Wer Schweizer und dazu Schriftsteller ist, muss dieses Land verlassen. Auch in den Büchern des berühmtesten aller Schweizer Autoren des 20. Jahrhunderts, bei Max Frisch, spielt die Schweizflucht eine zentrale Rolle.

In seinem neuen Roman "Ein Koffer voller Wünsche" ironisiert und übersteigert der 1955 geborene Schweizer Schriftsteller Martin R. Dean das literarische Fluchtgenre. Denn Filip, der Held des Romans, hat gleich mehrere Gründe, sich aus dem Staub zu machen: die enge Heimat, die drohende Hochzeit mit seiner übermäßig perfekten Freundin Maia und das bürgerliche Dasein, für das es in seinem fortgeschrittenen Alter langsam Zeit wäre, auf das er aber nicht die geringste Lust hat. Er schwatzt Maia eine vorübergehende Bedenk- und Trennungszeit ab, packt seinen Koffer und reist nach London.
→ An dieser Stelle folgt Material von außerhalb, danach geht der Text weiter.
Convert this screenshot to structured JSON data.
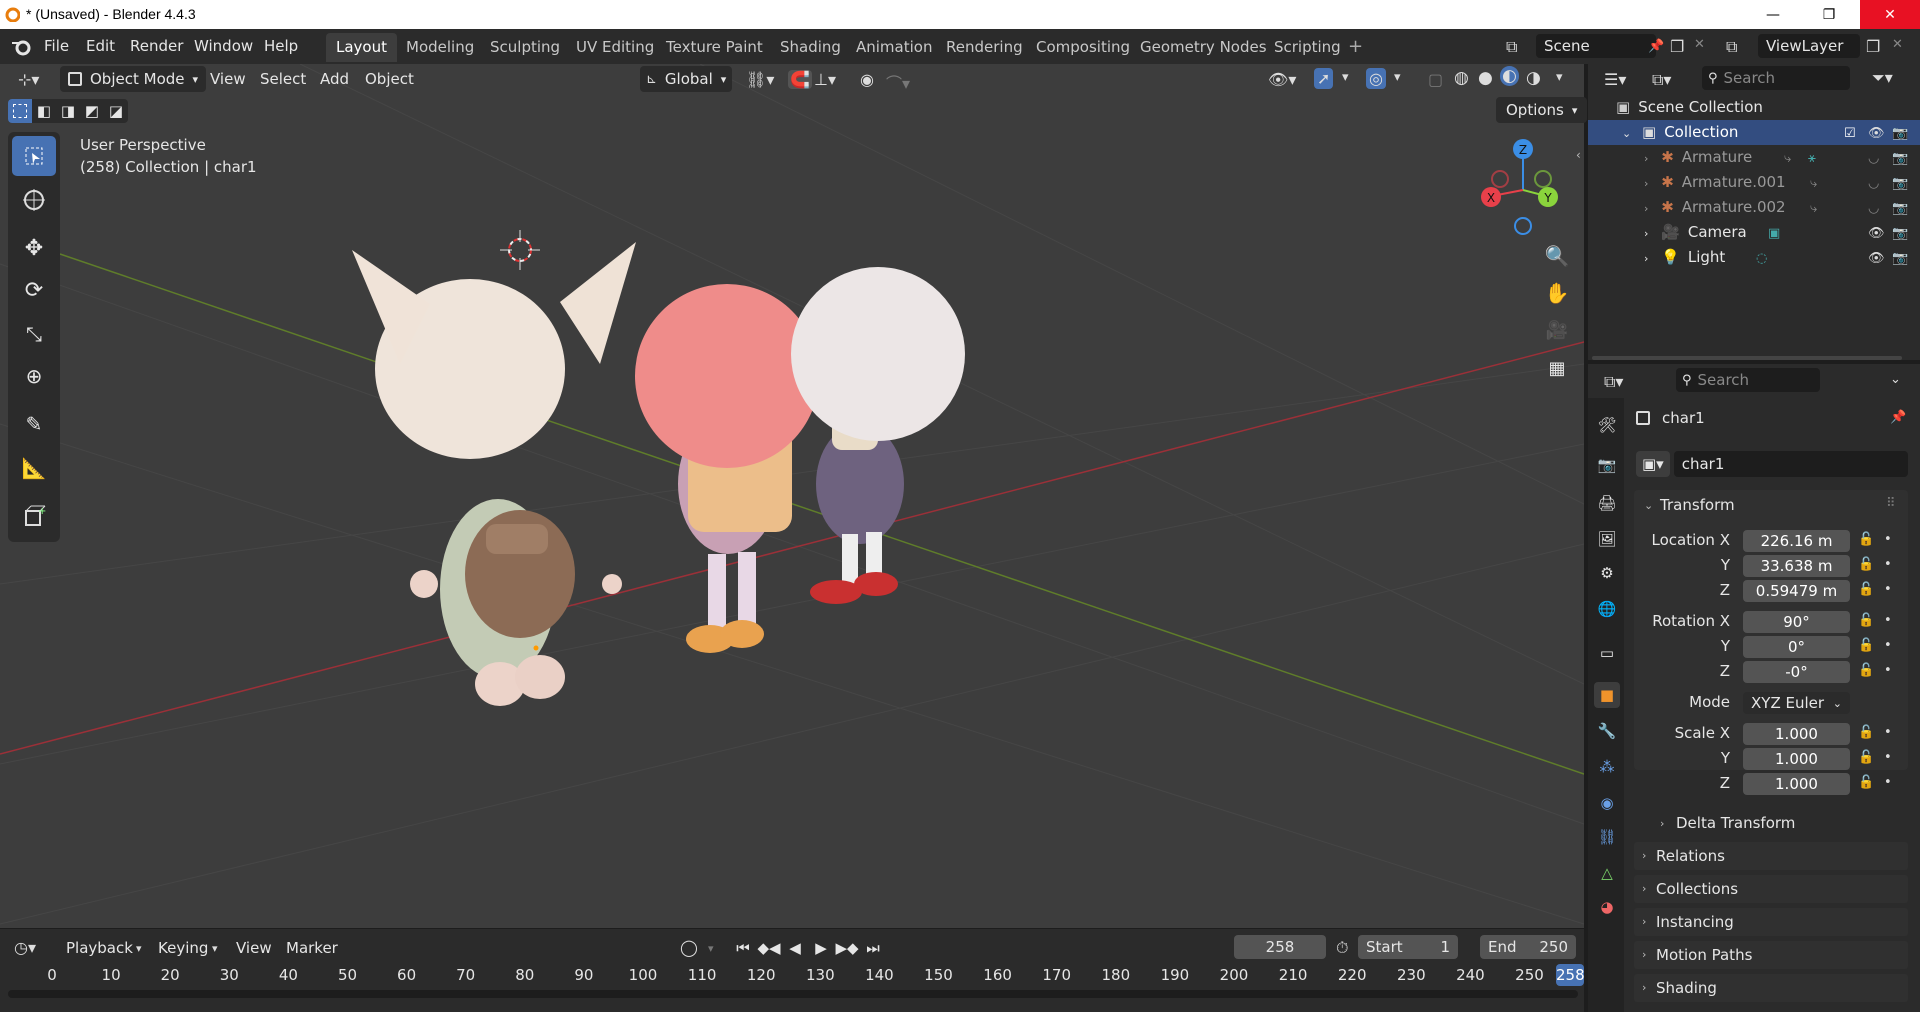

"Ein Koffer voller Wünsche" ist ein leichter, gelegentlich auch kolportagehafter Roman mit Tendenz zur skurrilen Begebenheit: So findet der Schweizflüchtling Filip in London ausgerechnet in einem Reisebüro namens "Helvis Tourism" Arbeit, das Urlaubsreisen in eine kitschige, groteske Hochglanzschweiz verkauft, namentlich an japanische Touristen.

Unversehens wird Filip zum Propagandisten des Landes, das er verabscheut. So fern er von ihr auch ist: Die Schweiz lässt ihn nicht los, so wenig wie seine Freundin Maia. Abend für Abend ruft sie ihn in London an, um mit ihm Ort, Ablauf und Gästeliste der bevorstehenden Hochzeit zu besprechen, in die Filip seiner Erinnerung nach nie eingewilligt hat.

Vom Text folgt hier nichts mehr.